Erwin Rousselles Übersetzung von Laozi – Führung und Kraft aus der Ewigkeit (Dau-Dö-Ging) aus dem Jahr 1942 ist eine bemerkenswerte deutsche Übertragung des klassischen daoistischen Textes. Rousselle, ein Sinologe, bringt dabei sowohl seine philologische Expertise als auch ein tiefes Verständnis der daoistischen Philosophie ein. Sein Ansatz zeichnet sich durch eine sehr sprachnahe und fast wortgetreue Übertragung des „Urtextes“ aus. Dies erlaubt den Leser:innen, einen authentischen Zugang zu den ursprünglichen Inhalten und dem Sprachfluss des Daoismus zu erhalten.
Ein herausragender Aspekt dieser Übersetzung ist die klare und gleichzeitig poetische Sprache, mit der Rousselle die schwierigen und oft abstrakten Konzepte des Tao Te Ching vermittelt. Obwohl manche Formulierungen heute als altmodisch wirken könnten, tragen sie dazu bei, die Erhabenheit und das Mystische des Textes zu bewahren. Besonders die Idee der „Kraft aus der Ewigkeit“ (vergleichbar mit dem Begriff „De“ in anderen Übersetzungen) wird hier auf eine Weise interpretiert, die der metaphysischen Natur des Dao gerecht wird.
Rousselle versucht, nicht nur den Text in seiner semantischen Genauigkeit, sondern auch den philosophischen Kern des Daoismus zu erfassen: das Streben nach einem Gleichgewicht zwischen dem Tun und dem Nichttun (Wu Wei), die Betonung der Natürlichkeit und des Rückzugs von menschlicher Überanstrengung, um im Einklang mit der kosmischen Ordnung zu leben. Diese Konzepte werden im Buch als grundlegend für eine „Führung“ verstanden, die aus der Harmonie mit der ewigen Kraft des Dao entspringt.

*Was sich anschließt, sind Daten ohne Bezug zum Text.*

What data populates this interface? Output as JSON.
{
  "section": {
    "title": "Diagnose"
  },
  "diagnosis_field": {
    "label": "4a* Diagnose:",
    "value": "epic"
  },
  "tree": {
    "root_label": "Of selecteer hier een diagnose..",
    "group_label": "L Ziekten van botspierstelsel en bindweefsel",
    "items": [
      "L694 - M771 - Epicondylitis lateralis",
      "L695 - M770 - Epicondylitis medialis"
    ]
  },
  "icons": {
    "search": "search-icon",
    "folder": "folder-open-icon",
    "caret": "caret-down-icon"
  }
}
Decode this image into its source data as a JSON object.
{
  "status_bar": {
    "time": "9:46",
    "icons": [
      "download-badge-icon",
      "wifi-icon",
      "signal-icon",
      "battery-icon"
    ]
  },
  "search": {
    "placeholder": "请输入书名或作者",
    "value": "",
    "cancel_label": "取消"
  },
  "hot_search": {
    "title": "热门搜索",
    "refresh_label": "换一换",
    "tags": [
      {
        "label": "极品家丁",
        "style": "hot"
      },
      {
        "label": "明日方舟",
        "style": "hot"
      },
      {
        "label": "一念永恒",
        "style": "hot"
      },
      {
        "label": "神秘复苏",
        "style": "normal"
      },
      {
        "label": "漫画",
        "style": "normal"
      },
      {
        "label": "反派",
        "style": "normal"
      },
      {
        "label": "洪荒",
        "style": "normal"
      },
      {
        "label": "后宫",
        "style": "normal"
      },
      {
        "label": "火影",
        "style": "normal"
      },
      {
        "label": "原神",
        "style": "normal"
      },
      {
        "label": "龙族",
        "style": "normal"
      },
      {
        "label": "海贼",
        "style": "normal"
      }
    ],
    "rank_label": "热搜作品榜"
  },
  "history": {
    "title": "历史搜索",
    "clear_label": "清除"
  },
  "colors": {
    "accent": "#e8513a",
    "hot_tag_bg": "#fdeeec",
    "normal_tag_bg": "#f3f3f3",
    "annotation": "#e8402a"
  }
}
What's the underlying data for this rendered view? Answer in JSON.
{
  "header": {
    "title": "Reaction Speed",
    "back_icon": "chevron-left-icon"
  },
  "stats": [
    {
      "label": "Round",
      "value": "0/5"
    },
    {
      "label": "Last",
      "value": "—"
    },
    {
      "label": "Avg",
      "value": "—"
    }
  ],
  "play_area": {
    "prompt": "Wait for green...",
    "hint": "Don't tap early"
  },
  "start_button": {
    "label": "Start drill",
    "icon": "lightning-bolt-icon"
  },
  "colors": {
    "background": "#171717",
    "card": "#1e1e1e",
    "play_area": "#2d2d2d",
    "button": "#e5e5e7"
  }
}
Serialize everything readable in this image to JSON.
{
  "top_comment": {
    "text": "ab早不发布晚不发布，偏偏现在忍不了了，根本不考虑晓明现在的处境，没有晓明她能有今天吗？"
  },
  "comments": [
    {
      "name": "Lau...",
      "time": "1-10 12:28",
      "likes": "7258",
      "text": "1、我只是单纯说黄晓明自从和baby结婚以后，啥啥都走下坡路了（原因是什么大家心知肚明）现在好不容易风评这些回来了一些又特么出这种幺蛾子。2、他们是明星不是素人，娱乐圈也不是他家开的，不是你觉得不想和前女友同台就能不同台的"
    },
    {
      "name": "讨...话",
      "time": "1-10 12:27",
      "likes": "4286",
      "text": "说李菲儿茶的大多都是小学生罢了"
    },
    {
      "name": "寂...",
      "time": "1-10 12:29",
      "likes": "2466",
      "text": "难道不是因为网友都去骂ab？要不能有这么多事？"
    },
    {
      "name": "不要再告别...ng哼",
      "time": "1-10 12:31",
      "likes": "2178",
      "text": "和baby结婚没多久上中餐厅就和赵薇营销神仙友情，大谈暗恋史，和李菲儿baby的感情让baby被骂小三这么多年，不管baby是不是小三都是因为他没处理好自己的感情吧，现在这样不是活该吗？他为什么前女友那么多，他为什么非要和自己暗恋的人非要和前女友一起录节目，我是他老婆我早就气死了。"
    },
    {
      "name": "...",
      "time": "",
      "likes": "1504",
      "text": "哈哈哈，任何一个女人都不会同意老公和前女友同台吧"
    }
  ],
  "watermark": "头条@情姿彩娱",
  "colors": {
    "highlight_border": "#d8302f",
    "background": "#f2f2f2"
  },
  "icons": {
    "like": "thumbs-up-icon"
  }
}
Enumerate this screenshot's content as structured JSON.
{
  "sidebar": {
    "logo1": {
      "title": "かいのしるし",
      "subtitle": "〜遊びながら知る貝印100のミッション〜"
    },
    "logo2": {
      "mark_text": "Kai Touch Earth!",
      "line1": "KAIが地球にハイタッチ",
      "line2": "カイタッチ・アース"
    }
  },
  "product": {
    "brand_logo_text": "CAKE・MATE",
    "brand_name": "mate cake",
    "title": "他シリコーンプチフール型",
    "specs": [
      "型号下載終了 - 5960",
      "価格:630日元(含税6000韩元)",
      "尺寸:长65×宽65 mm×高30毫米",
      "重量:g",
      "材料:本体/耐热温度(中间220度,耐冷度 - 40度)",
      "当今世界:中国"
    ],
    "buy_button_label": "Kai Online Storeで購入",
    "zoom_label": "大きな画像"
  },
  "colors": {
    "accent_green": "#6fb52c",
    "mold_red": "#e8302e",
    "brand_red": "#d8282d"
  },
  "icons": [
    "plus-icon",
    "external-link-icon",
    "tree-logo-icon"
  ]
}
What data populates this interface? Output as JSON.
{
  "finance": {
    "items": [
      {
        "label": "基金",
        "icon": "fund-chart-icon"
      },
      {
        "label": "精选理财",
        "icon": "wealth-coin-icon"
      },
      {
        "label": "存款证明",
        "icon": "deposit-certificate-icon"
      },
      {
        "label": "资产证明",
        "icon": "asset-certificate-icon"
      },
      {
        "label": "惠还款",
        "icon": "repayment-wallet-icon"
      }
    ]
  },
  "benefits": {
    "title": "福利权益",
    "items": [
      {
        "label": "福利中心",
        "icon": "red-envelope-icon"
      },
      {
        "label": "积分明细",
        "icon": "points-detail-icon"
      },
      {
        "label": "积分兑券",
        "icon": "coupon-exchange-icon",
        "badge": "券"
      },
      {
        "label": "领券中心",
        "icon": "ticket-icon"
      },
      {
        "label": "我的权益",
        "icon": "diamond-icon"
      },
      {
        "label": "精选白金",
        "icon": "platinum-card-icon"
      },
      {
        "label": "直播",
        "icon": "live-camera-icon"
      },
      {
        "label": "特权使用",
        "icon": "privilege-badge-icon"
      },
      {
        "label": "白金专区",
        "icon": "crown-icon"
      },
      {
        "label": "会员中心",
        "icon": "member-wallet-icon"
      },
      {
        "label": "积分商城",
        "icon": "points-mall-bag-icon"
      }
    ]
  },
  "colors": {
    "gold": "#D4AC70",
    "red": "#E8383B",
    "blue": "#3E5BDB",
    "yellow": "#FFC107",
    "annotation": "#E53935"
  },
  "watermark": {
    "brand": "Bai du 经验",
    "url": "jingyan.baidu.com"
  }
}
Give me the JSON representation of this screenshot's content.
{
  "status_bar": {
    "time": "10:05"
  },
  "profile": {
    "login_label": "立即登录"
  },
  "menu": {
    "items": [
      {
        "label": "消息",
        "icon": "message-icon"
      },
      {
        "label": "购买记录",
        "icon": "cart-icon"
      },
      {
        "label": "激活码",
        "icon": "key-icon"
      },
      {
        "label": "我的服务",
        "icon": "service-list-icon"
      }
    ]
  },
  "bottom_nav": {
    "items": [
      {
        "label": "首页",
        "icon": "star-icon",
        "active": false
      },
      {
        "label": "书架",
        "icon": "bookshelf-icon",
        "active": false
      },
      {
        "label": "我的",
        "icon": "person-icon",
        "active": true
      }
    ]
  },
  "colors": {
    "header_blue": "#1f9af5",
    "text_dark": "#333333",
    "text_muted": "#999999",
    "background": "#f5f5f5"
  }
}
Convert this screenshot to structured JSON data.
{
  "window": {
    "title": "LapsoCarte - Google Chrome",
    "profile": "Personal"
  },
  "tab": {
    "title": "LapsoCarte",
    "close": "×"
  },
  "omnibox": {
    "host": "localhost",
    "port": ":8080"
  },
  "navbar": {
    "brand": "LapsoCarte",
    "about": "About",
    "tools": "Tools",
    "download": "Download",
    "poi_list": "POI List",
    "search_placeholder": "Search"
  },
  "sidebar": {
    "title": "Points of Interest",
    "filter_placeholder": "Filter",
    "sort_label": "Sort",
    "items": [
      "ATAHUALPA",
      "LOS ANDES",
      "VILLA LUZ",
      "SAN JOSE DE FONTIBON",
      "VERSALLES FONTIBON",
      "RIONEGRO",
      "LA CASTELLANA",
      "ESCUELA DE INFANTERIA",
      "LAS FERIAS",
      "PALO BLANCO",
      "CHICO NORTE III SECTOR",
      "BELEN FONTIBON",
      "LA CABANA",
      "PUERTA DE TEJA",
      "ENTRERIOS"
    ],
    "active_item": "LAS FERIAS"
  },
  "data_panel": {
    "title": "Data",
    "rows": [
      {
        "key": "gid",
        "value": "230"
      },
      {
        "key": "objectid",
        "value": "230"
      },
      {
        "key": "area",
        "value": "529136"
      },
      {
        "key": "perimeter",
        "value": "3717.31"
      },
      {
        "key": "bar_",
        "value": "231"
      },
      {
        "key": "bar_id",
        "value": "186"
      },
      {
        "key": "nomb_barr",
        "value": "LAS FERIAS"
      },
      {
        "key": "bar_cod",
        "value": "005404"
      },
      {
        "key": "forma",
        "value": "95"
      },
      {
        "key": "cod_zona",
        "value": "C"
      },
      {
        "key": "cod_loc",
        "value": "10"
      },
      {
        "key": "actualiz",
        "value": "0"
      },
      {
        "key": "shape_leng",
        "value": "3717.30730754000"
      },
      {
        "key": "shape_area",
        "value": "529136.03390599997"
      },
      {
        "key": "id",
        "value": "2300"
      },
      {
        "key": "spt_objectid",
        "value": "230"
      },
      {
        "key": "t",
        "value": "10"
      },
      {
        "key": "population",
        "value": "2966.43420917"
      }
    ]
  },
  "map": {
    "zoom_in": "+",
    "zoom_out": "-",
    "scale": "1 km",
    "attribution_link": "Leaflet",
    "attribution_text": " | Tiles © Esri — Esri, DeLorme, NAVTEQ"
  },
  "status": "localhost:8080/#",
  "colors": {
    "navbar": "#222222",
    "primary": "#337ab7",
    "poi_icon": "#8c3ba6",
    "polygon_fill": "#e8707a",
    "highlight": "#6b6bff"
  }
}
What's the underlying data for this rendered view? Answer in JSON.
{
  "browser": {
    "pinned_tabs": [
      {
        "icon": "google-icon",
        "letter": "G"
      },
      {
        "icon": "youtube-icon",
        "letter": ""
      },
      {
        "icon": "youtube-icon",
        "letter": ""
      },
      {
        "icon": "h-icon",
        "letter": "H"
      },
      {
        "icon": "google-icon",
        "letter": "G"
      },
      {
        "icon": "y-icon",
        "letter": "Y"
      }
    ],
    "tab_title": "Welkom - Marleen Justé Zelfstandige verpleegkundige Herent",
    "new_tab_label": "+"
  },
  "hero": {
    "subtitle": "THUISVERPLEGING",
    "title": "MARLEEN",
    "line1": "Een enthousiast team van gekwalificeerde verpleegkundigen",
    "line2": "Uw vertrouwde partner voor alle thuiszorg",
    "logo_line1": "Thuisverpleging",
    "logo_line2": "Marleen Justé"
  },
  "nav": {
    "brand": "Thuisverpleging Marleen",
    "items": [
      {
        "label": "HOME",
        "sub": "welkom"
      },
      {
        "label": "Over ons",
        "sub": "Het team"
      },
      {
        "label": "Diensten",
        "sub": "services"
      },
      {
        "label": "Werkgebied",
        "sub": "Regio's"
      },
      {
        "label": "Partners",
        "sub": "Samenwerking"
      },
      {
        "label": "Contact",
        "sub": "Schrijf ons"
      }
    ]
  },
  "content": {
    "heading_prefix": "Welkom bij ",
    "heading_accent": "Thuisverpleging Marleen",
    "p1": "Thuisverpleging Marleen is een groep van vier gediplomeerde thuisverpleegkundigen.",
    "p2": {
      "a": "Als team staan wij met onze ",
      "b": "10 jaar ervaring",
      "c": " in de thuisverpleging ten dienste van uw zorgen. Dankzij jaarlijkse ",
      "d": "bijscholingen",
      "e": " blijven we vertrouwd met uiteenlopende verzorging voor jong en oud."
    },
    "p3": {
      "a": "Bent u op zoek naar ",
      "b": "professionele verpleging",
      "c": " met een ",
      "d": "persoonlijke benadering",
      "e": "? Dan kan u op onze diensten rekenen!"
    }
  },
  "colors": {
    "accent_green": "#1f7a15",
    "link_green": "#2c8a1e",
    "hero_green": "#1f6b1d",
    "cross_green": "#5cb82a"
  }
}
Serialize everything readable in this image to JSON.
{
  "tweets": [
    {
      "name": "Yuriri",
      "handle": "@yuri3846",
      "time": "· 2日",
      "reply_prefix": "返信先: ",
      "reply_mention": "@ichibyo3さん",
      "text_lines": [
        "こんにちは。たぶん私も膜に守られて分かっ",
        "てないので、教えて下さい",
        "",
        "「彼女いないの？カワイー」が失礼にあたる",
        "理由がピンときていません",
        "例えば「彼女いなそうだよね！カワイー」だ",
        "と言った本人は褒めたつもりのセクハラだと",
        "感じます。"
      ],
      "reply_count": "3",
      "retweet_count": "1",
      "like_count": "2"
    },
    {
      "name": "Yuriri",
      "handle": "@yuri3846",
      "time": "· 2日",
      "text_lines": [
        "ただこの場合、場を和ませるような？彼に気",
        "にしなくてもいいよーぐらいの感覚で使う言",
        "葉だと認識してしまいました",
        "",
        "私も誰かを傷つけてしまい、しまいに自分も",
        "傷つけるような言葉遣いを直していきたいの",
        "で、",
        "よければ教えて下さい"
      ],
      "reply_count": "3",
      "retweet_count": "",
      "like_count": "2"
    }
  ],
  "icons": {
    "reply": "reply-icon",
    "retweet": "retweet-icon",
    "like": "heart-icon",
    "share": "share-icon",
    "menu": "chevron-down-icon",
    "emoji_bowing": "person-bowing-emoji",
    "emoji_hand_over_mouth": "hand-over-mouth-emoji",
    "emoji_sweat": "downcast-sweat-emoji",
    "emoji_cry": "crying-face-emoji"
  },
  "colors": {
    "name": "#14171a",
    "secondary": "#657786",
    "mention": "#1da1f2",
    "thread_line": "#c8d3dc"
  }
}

Die 1942 veröffentlichte Ausgabe im Insel Verlag war zu ihrer Zeit auch als ein Versuch zu verstehen, das chinesische Denken und insbesondere den Daoismus einem breiten deutschen Publikum zugänglich zu machen, das sich für asiatische Philosophie und Weisheitslehren interessierte. In einer Zeit der weltgeschichtlichen Umbrüche kann das Werk auch als Reflexion über Beständigkeit und inneres Gleichgewicht gelesen werden – Themen, die über kulturelle und zeitliche Grenzen hinaus von Relevanz sind.
Kritisch betrachtet ist diese Übersetzung, wie viele frühe Übersetzungen des Tao Te Ching, durch die Zeit und den Kontext ihrer Entstehung geprägt. Manche Leser:innen könnten die Sprache als veraltet empfinden, und es gibt Abschnitte, die in moderneren Übersetzungen vielleicht zugänglicher wirken. Trotzdem hat Rousselles Arbeit einen großen Wert für das Verständnis des klassischen Daoismus in der deutschen Geistesgeschichte.
Insgesamt bietet diese Übersetzung einen wertvollen Zugang zur daoistischen Philosophie und bleibt ein bedeutendes Werk der deutschen Übersetzungsgeschichte. Laozi – Führung und Kraft aus der Ewigkeit ist nicht nur ein spirituelles, sondern auch ein literarisches Meisterwerk, das tiefe Einblicke in das Wesen des Daoismus und dessen Verständnis von Macht, Führung und Harmonie bietet.